Navarra

Navarra is a region best known for its annual Running of the Bulls (known locally as Sanfermines), a festival that transforms the narrow streets of its capital, Pamplona, into pulsating rivers of revelry and rosado, red pañuelos and red wine.

Navarra is one of Spain’s 17 autonomous regions, a storied land of vast inherited cultural wealth tucked into the Pyrenees of north-central Spain, just below France.

Navarra lies at the nerve centre of a celebrated medieval pilgrimage route, the Camino de Santiago, and was once a Kingdom of Navarra, whose cultural flowering under French monarchs in the late Middle Ages left behind both a stunning architectural legacy and a potent residual ‘Frenchness’ that still pervades local sensibilities.
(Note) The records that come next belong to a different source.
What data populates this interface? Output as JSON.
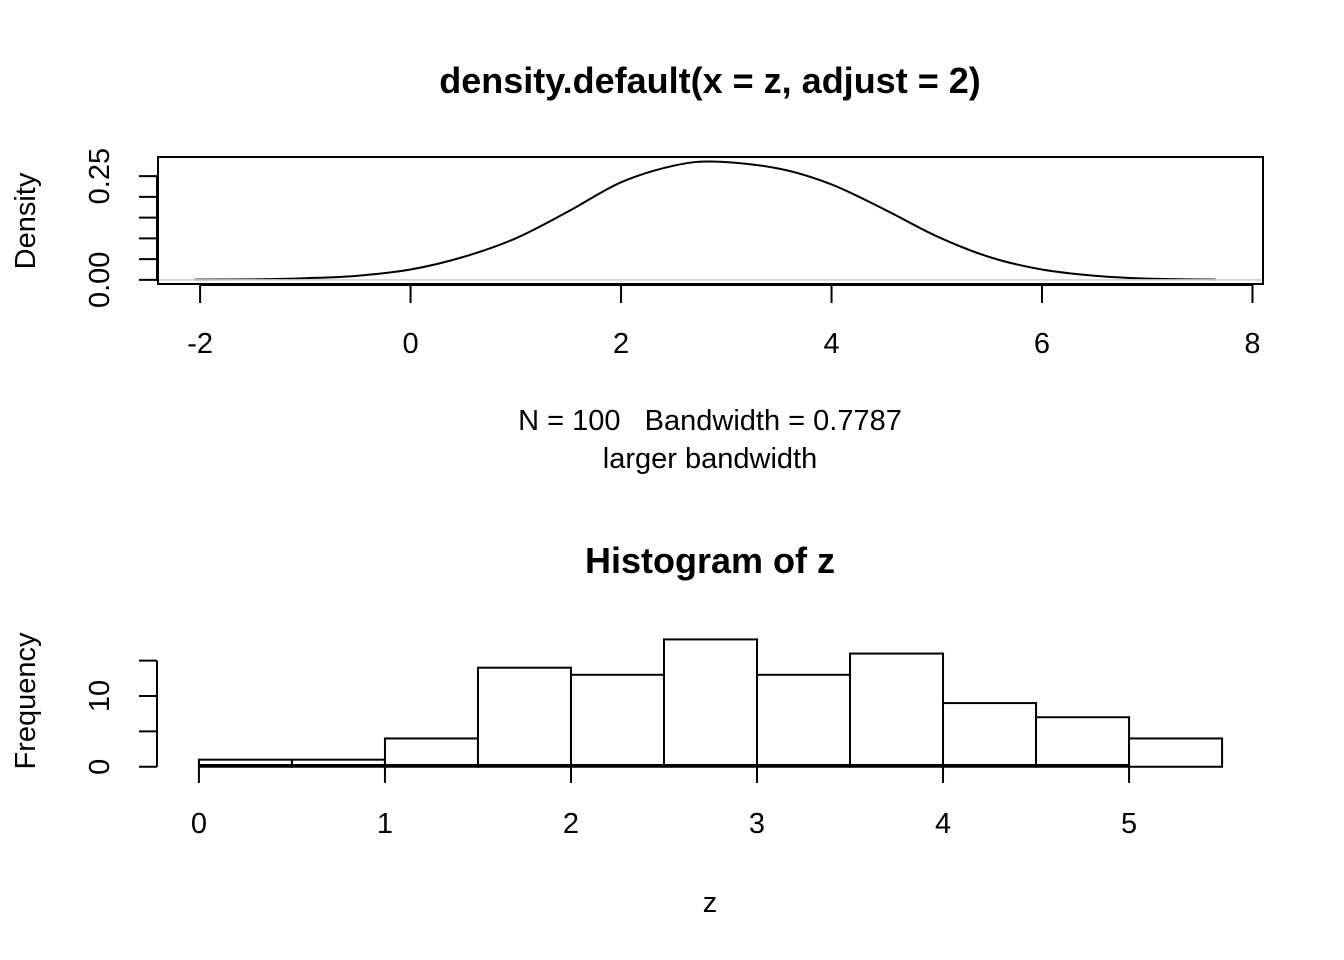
{
  "chart_data": [
    {
      "type": "line",
      "title": "density.default(x = z, adjust = 2)",
      "xlabel": "N = 100   Bandwidth = 0.7787",
      "subtitle": "larger bandwidth",
      "ylabel": "Density",
      "xlim": [
        -2.4,
        8.1
      ],
      "ylim": [
        -0.01,
        0.296
      ],
      "x_ticks": [
        "-2",
        "0",
        "2",
        "4",
        "6",
        "8"
      ],
      "y_ticks": [
        "0.00",
        "0.25"
      ],
      "y_minor_ticks": [
        0.05,
        0.1,
        0.15,
        0.2
      ],
      "grid": false,
      "x": [
        -2.05,
        -1.5,
        -1.0,
        -0.5,
        0.0,
        0.5,
        1.0,
        1.5,
        2.0,
        2.5,
        2.9,
        3.5,
        4.0,
        4.5,
        5.0,
        5.5,
        6.0,
        6.5,
        7.0,
        7.65
      ],
      "y": [
        0.0005,
        0.0012,
        0.004,
        0.01,
        0.025,
        0.055,
        0.1,
        0.165,
        0.235,
        0.275,
        0.285,
        0.268,
        0.23,
        0.17,
        0.105,
        0.055,
        0.025,
        0.01,
        0.003,
        0.0005
      ],
      "baseline": 0
    },
    {
      "type": "bar",
      "title": "Histogram of z",
      "xlabel": "z",
      "ylabel": "Frequency",
      "xlim": [
        -0.22,
        5.72
      ],
      "ylim": [
        -0.6,
        18.2
      ],
      "x_ticks": [
        "0",
        "1",
        "2",
        "3",
        "4",
        "5"
      ],
      "y_ticks": [
        "0",
        "10"
      ],
      "y_minor_ticks": [
        5,
        15
      ],
      "grid": false,
      "bins": [
        {
          "x0": 0.0,
          "x1": 0.5,
          "count": 1
        },
        {
          "x0": 0.5,
          "x1": 1.0,
          "count": 1
        },
        {
          "x0": 1.0,
          "x1": 1.5,
          "count": 4
        },
        {
          "x0": 1.5,
          "x1": 2.0,
          "count": 14
        },
        {
          "x0": 2.0,
          "x1": 2.5,
          "count": 13
        },
        {
          "x0": 2.5,
          "x1": 3.0,
          "count": 18
        },
        {
          "x0": 3.0,
          "x1": 3.5,
          "count": 13
        },
        {
          "x0": 3.5,
          "x1": 4.0,
          "count": 16
        },
        {
          "x0": 4.0,
          "x1": 4.5,
          "count": 9
        },
        {
          "x0": 4.5,
          "x1": 5.0,
          "count": 7
        },
        {
          "x0": 5.0,
          "x1": 5.5,
          "count": 4
        }
      ]
    }
  ]
}
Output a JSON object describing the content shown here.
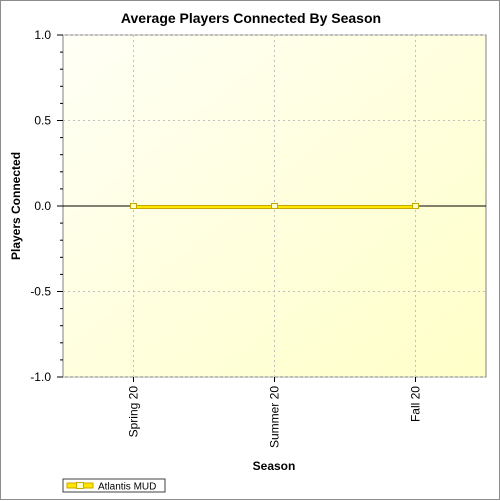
{
  "chart_data": {
    "type": "line",
    "title": "Average Players Connected By Season",
    "xlabel": "Season",
    "ylabel": "Players Connected",
    "categories": [
      "Spring 20",
      "Summer 20",
      "Fall 20"
    ],
    "series": [
      {
        "name": "Atlantis MUD",
        "values": [
          0,
          0,
          0
        ]
      }
    ],
    "ylim": [
      -1.0,
      1.0
    ],
    "yticks": [
      "1.0",
      "0.5",
      "0.0",
      "-0.5",
      "-1.0"
    ],
    "grid": true,
    "legend_position": "bottom-left",
    "colors": {
      "series_line": "#c8a800",
      "series_fill": "#ffe600",
      "marker_fill": "#ffffcc",
      "plot_bg_light": "#fffff2",
      "plot_bg_dark": "#ffffc8",
      "grid": "#c0c0c0",
      "zero_line": "#000000"
    }
  }
}
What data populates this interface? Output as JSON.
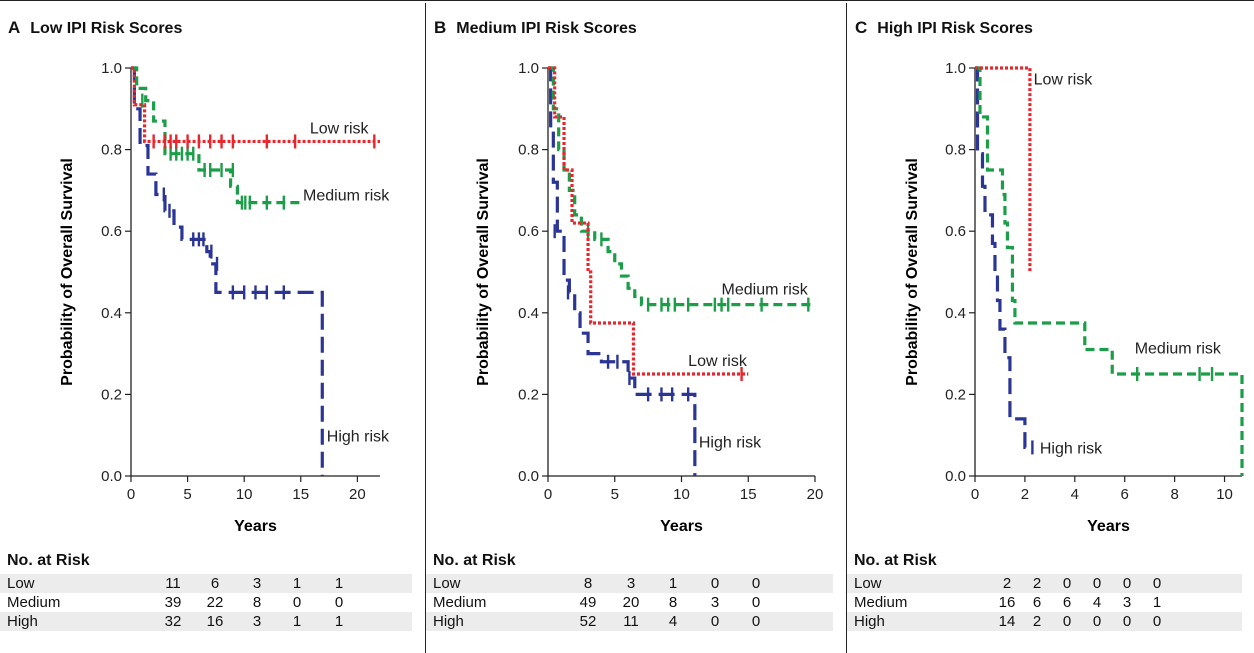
{
  "colors": {
    "low": "#e8262d",
    "medium": "#1a9e48",
    "high": "#2b3595"
  },
  "panels": [
    {
      "letter": "A",
      "title": "Low IPI Risk Scores",
      "ylabel": "Probability of Overall Survival",
      "xlabel": "Years",
      "risk_header": "No. at Risk"
    },
    {
      "letter": "B",
      "title": "Medium IPI Risk Scores",
      "ylabel": "Probability of Overall Survival",
      "xlabel": "Years",
      "risk_header": "No. at Risk"
    },
    {
      "letter": "C",
      "title": "High IPI Risk Scores",
      "ylabel": "Probability of Overall Survival",
      "xlabel": "Years",
      "risk_header": "No. at Risk"
    }
  ],
  "chart_data": [
    {
      "type": "line",
      "title": "Low IPI Risk Scores",
      "xlabel": "Years",
      "ylabel": "Probability of Overall Survival",
      "xlim": [
        0,
        22
      ],
      "ylim": [
        0,
        1
      ],
      "xticks": [
        "0",
        "5",
        "10",
        "15",
        "20"
      ],
      "yticks": [
        "0.0",
        "0.2",
        "0.4",
        "0.6",
        "0.8",
        "1.0"
      ],
      "series": [
        {
          "name": "Low risk",
          "key": "low",
          "steps": [
            [
              0,
              1.0
            ],
            [
              0.3,
              0.91
            ],
            [
              1.2,
              0.82
            ],
            [
              22,
              0.82
            ]
          ],
          "censors": [
            [
              2,
              0.82
            ],
            [
              3,
              0.82
            ],
            [
              3.5,
              0.82
            ],
            [
              4,
              0.82
            ],
            [
              5,
              0.82
            ],
            [
              6,
              0.82
            ],
            [
              7,
              0.82
            ],
            [
              8,
              0.82
            ],
            [
              9,
              0.82
            ],
            [
              12,
              0.82
            ],
            [
              14.5,
              0.82
            ],
            [
              21.5,
              0.82
            ]
          ],
          "label_pos": [
            15.8,
            0.84
          ]
        },
        {
          "name": "Medium risk",
          "key": "medium",
          "steps": [
            [
              0,
              1.0
            ],
            [
              0.5,
              0.95
            ],
            [
              1.3,
              0.92
            ],
            [
              2.0,
              0.87
            ],
            [
              3.0,
              0.79
            ],
            [
              6.0,
              0.75
            ],
            [
              8.8,
              0.71
            ],
            [
              9.4,
              0.67
            ],
            [
              15,
              0.67
            ]
          ],
          "censors": [
            [
              1.0,
              0.92
            ],
            [
              3.5,
              0.79
            ],
            [
              4.0,
              0.79
            ],
            [
              4.5,
              0.79
            ],
            [
              5.0,
              0.79
            ],
            [
              5.5,
              0.79
            ],
            [
              6.5,
              0.75
            ],
            [
              7.0,
              0.75
            ],
            [
              8.0,
              0.75
            ],
            [
              9.0,
              0.75
            ],
            [
              9.8,
              0.67
            ],
            [
              10.1,
              0.67
            ],
            [
              10.5,
              0.67
            ],
            [
              12,
              0.67
            ],
            [
              13.5,
              0.67
            ]
          ],
          "label_pos": [
            15.2,
            0.675
          ]
        },
        {
          "name": "High risk",
          "key": "high",
          "steps": [
            [
              0,
              1.0
            ],
            [
              0.3,
              0.9
            ],
            [
              0.8,
              0.81
            ],
            [
              1.5,
              0.74
            ],
            [
              2.2,
              0.69
            ],
            [
              3.0,
              0.65
            ],
            [
              3.8,
              0.61
            ],
            [
              4.5,
              0.58
            ],
            [
              6.7,
              0.55
            ],
            [
              7.0,
              0.52
            ],
            [
              7.5,
              0.45
            ],
            [
              16.9,
              0.45
            ],
            [
              16.9,
              0.0
            ]
          ],
          "censors": [
            [
              2.9,
              0.69
            ],
            [
              3.4,
              0.65
            ],
            [
              5.5,
              0.58
            ],
            [
              6.0,
              0.58
            ],
            [
              6.4,
              0.58
            ],
            [
              7.1,
              0.55
            ],
            [
              7.6,
              0.52
            ],
            [
              9,
              0.45
            ],
            [
              10,
              0.45
            ],
            [
              11,
              0.45
            ],
            [
              12,
              0.45
            ],
            [
              13.5,
              0.45
            ]
          ],
          "label_pos": [
            17.3,
            0.085
          ]
        }
      ],
      "number_at_risk": {
        "header": "No. at Risk",
        "timepoints": [
          0,
          5,
          10,
          15,
          20
        ],
        "rows": [
          {
            "label": "Low",
            "values": [
              11,
              6,
              3,
              1,
              1
            ]
          },
          {
            "label": "Medium",
            "values": [
              39,
              22,
              8,
              0,
              0
            ]
          },
          {
            "label": "High",
            "values": [
              32,
              16,
              3,
              1,
              1
            ]
          }
        ]
      }
    },
    {
      "type": "line",
      "title": "Medium IPI Risk Scores",
      "xlabel": "Years",
      "ylabel": "Probability of Overall Survival",
      "xlim": [
        0,
        20
      ],
      "ylim": [
        0,
        1
      ],
      "xticks": [
        "0",
        "5",
        "10",
        "15",
        "20"
      ],
      "yticks": [
        "0.0",
        "0.2",
        "0.4",
        "0.6",
        "0.8",
        "1.0"
      ],
      "series": [
        {
          "name": "Low risk",
          "key": "low",
          "steps": [
            [
              0,
              1.0
            ],
            [
              0.5,
              0.88
            ],
            [
              1.2,
              0.75
            ],
            [
              1.8,
              0.62
            ],
            [
              3.0,
              0.5
            ],
            [
              3.2,
              0.375
            ],
            [
              6.3,
              0.375
            ],
            [
              6.4,
              0.25
            ],
            [
              15,
              0.25
            ]
          ],
          "censors": [
            [
              14.5,
              0.25
            ]
          ],
          "label_pos": [
            10.5,
            0.27
          ]
        },
        {
          "name": "Medium risk",
          "key": "medium",
          "steps": [
            [
              0,
              1.0
            ],
            [
              0.4,
              0.9
            ],
            [
              0.8,
              0.8
            ],
            [
              1.2,
              0.75
            ],
            [
              1.6,
              0.7
            ],
            [
              2.0,
              0.64
            ],
            [
              2.5,
              0.6
            ],
            [
              3.5,
              0.58
            ],
            [
              4.5,
              0.55
            ],
            [
              5.0,
              0.52
            ],
            [
              5.5,
              0.49
            ],
            [
              6.0,
              0.46
            ],
            [
              6.5,
              0.44
            ],
            [
              7.0,
              0.42
            ],
            [
              20,
              0.42
            ]
          ],
          "censors": [
            [
              3.0,
              0.6
            ],
            [
              4.0,
              0.58
            ],
            [
              7.5,
              0.42
            ],
            [
              8.5,
              0.42
            ],
            [
              9.0,
              0.42
            ],
            [
              9.5,
              0.42
            ],
            [
              10.5,
              0.42
            ],
            [
              12.5,
              0.42
            ],
            [
              13.0,
              0.42
            ],
            [
              13.5,
              0.42
            ],
            [
              16.0,
              0.42
            ],
            [
              19.5,
              0.42
            ]
          ],
          "label_pos": [
            13.0,
            0.445
          ]
        },
        {
          "name": "High risk",
          "key": "high",
          "steps": [
            [
              0,
              1.0
            ],
            [
              0.2,
              0.85
            ],
            [
              0.4,
              0.72
            ],
            [
              0.7,
              0.6
            ],
            [
              1.2,
              0.48
            ],
            [
              1.6,
              0.45
            ],
            [
              2.0,
              0.4
            ],
            [
              2.4,
              0.35
            ],
            [
              3.0,
              0.3
            ],
            [
              4.0,
              0.28
            ],
            [
              6.0,
              0.24
            ],
            [
              6.5,
              0.2
            ],
            [
              11,
              0.2
            ],
            [
              11,
              0.0
            ]
          ],
          "censors": [
            [
              0.5,
              0.6
            ],
            [
              1.5,
              0.45
            ],
            [
              4.5,
              0.28
            ],
            [
              5.2,
              0.28
            ],
            [
              6.1,
              0.24
            ],
            [
              7.5,
              0.2
            ],
            [
              8.5,
              0.2
            ],
            [
              9.3,
              0.2
            ],
            [
              10.5,
              0.2
            ]
          ],
          "label_pos": [
            11.3,
            0.07
          ]
        }
      ],
      "number_at_risk": {
        "header": "No. at Risk",
        "timepoints": [
          0,
          5,
          10,
          15,
          20
        ],
        "rows": [
          {
            "label": "Low",
            "values": [
              8,
              3,
              1,
              0,
              0
            ]
          },
          {
            "label": "Medium",
            "values": [
              49,
              20,
              8,
              3,
              0
            ]
          },
          {
            "label": "High",
            "values": [
              52,
              11,
              4,
              0,
              0
            ]
          }
        ]
      }
    },
    {
      "type": "line",
      "title": "High IPI Risk Scores",
      "xlabel": "Years",
      "ylabel": "Probability of Overall Survival",
      "xlim": [
        0,
        10.7
      ],
      "ylim": [
        0,
        1
      ],
      "xticks": [
        "0",
        "2",
        "4",
        "6",
        "8",
        "10"
      ],
      "yticks": [
        "0.0",
        "0.2",
        "0.4",
        "0.6",
        "0.8",
        "1.0"
      ],
      "series": [
        {
          "name": "Low risk",
          "key": "low",
          "steps": [
            [
              0,
              1.0
            ],
            [
              2.2,
              1.0
            ],
            [
              2.2,
              0.5
            ]
          ],
          "censors": [],
          "label_pos": [
            2.35,
            0.96
          ]
        },
        {
          "name": "Medium risk",
          "key": "medium",
          "steps": [
            [
              0,
              1.0
            ],
            [
              0.2,
              0.88
            ],
            [
              0.5,
              0.75
            ],
            [
              1.1,
              0.69
            ],
            [
              1.2,
              0.62
            ],
            [
              1.3,
              0.56
            ],
            [
              1.5,
              0.43
            ],
            [
              1.6,
              0.375
            ],
            [
              4.3,
              0.375
            ],
            [
              4.4,
              0.31
            ],
            [
              5.4,
              0.31
            ],
            [
              5.5,
              0.25
            ],
            [
              10.7,
              0.25
            ],
            [
              10.7,
              0.0
            ]
          ],
          "censors": [
            [
              6.5,
              0.25
            ],
            [
              9.0,
              0.25
            ],
            [
              9.5,
              0.25
            ]
          ],
          "label_pos": [
            6.4,
            0.3
          ]
        },
        {
          "name": "High risk",
          "key": "high",
          "steps": [
            [
              0,
              1.0
            ],
            [
              0.1,
              0.79
            ],
            [
              0.3,
              0.71
            ],
            [
              0.4,
              0.64
            ],
            [
              0.7,
              0.57
            ],
            [
              0.8,
              0.5
            ],
            [
              0.9,
              0.43
            ],
            [
              1.0,
              0.36
            ],
            [
              1.2,
              0.29
            ],
            [
              1.4,
              0.14
            ],
            [
              1.9,
              0.14
            ],
            [
              2.0,
              0.07
            ],
            [
              2.2,
              0.07
            ]
          ],
          "censors": [
            [
              2.3,
              0.07
            ]
          ],
          "label_pos": [
            2.6,
            0.055
          ]
        }
      ],
      "number_at_risk": {
        "header": "No. at Risk",
        "timepoints": [
          0,
          2,
          4,
          6,
          8,
          10
        ],
        "rows": [
          {
            "label": "Low",
            "values": [
              2,
              2,
              0,
              0,
              0,
              0
            ]
          },
          {
            "label": "Medium",
            "values": [
              16,
              6,
              6,
              4,
              3,
              1
            ]
          },
          {
            "label": "High",
            "values": [
              14,
              2,
              0,
              0,
              0,
              0
            ]
          }
        ]
      }
    }
  ]
}
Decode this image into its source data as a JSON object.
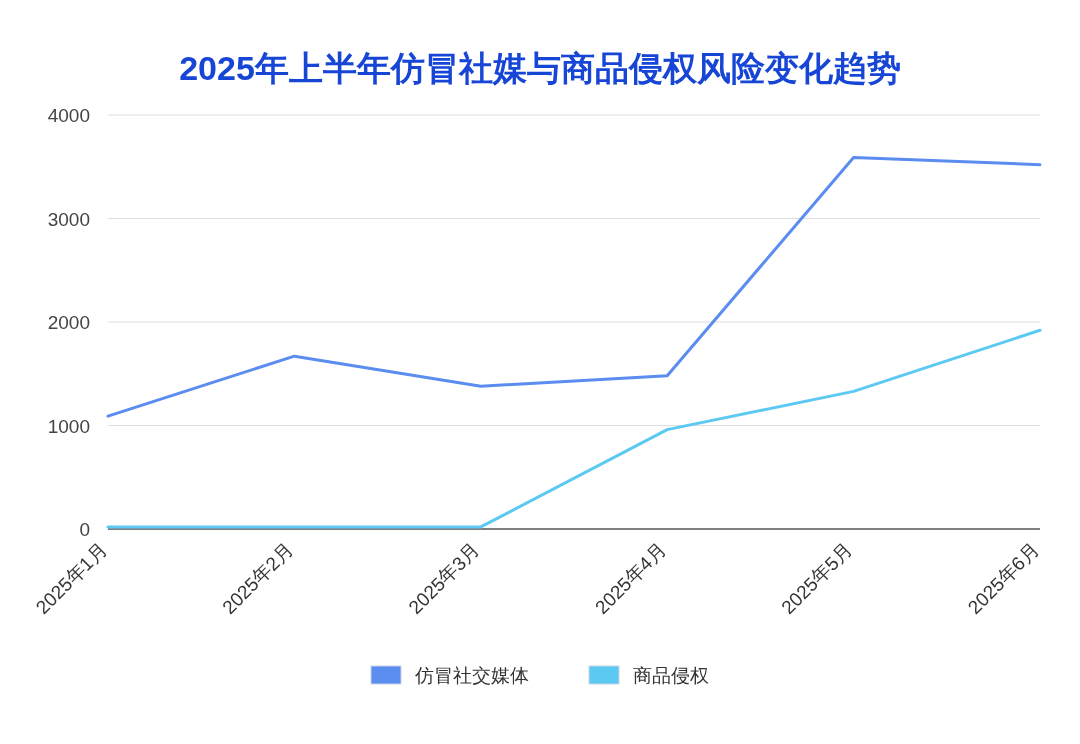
{
  "chart_data": {
    "type": "line",
    "title": "2025年上半年仿冒社媒与商品侵权风险变化趋势",
    "categories": [
      "2025年1月",
      "2025年2月",
      "2025年3月",
      "2025年4月",
      "2025年5月",
      "2025年6月"
    ],
    "series": [
      {
        "name": "仿冒社交媒体",
        "color": "#5b8cf0",
        "values": [
          1090,
          1670,
          1380,
          1480,
          3590,
          3520
        ]
      },
      {
        "name": "商品侵权",
        "color": "#5cc9f2",
        "values": [
          20,
          20,
          20,
          960,
          1330,
          1920
        ]
      }
    ],
    "ylim": [
      0,
      4000
    ],
    "yticks": [
      0,
      1000,
      2000,
      3000,
      4000
    ],
    "grid": "y",
    "legend": "bottom",
    "marker": "none",
    "line_style": "solid"
  }
}
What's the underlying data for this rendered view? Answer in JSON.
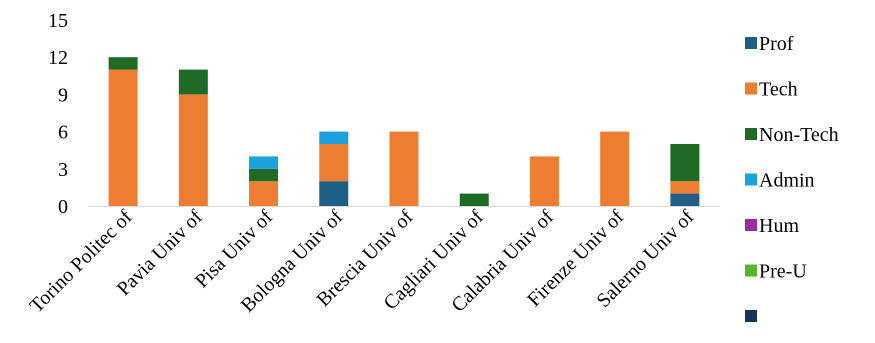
{
  "chart_data": {
    "type": "bar",
    "stacked": true,
    "categories": [
      "Torino Politec of",
      "Pavia Univ of",
      "Pisa Univ of",
      "Bologna Univ of",
      "Brescia Univ of",
      "Cagliari Univ of",
      "Calabria Univ of",
      "Firenze Univ of",
      "Salerno Univ of"
    ],
    "series": [
      {
        "name": "Prof",
        "color": "#1f5f86",
        "values": [
          0,
          0,
          0,
          2,
          0,
          0,
          0,
          0,
          1
        ]
      },
      {
        "name": "Tech",
        "color": "#ed7d31",
        "values": [
          11,
          9,
          2,
          3,
          6,
          0,
          4,
          6,
          1
        ]
      },
      {
        "name": "Non-Tech",
        "color": "#1e6b26",
        "values": [
          1,
          2,
          1,
          0,
          0,
          1,
          0,
          0,
          3
        ]
      },
      {
        "name": "Admin",
        "color": "#1ba1db",
        "values": [
          0,
          0,
          1,
          1,
          0,
          0,
          0,
          0,
          0
        ]
      },
      {
        "name": "Hum",
        "color": "#9a2ba0",
        "values": [
          0,
          0,
          0,
          0,
          0,
          0,
          0,
          0,
          0
        ]
      },
      {
        "name": "Pre-U",
        "color": "#5ab52e",
        "values": [
          0,
          0,
          0,
          0,
          0,
          0,
          0,
          0,
          0
        ]
      },
      {
        "name": "",
        "color": "#12365a",
        "values": [
          0,
          0,
          0,
          0,
          0,
          0,
          0,
          0,
          0
        ]
      }
    ],
    "y_ticks": [
      0,
      3,
      6,
      9,
      12,
      15
    ],
    "ylim": [
      0,
      15
    ],
    "title": "",
    "xlabel": "",
    "ylabel": "",
    "grid": false,
    "legend_position": "right"
  }
}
Navarra sits along a rugged, transitional zone at the convergence of three major climate types–Mediterranean, Continental, and Atlantic. Its landscape comprises semi-desert basin, lush woodland hills and high mountain peaks, all within a total area is smaller than that of Connecticut.

Navarra’s stark variations in topography and climate help explain why its agricultural bounty is considered among the most diverse and celebrated in Europe, and why its winemaking is so versatile.

D.O. Navarra, the wine region, occupies roughly half the area of the municipal region of Navarra, comprising around 11,500 hectares of vineyards. The D.O. (which stands for Denominación de Origen) is bounded to the north by the verdant lower slopes of the Pyrenees, just below Pamplona, and extends southward and outward, down a series river valleys until the region reaches its southern terminus at the arid Ebro basin.

The D.O. is divided into five distinct winemaking subzones: Ribera Baja, Ribera Alta, Tierra Estella, Valdizarbe, and Baja Montaña and is governed by a Consejo Regulador based in the historic village of Olite.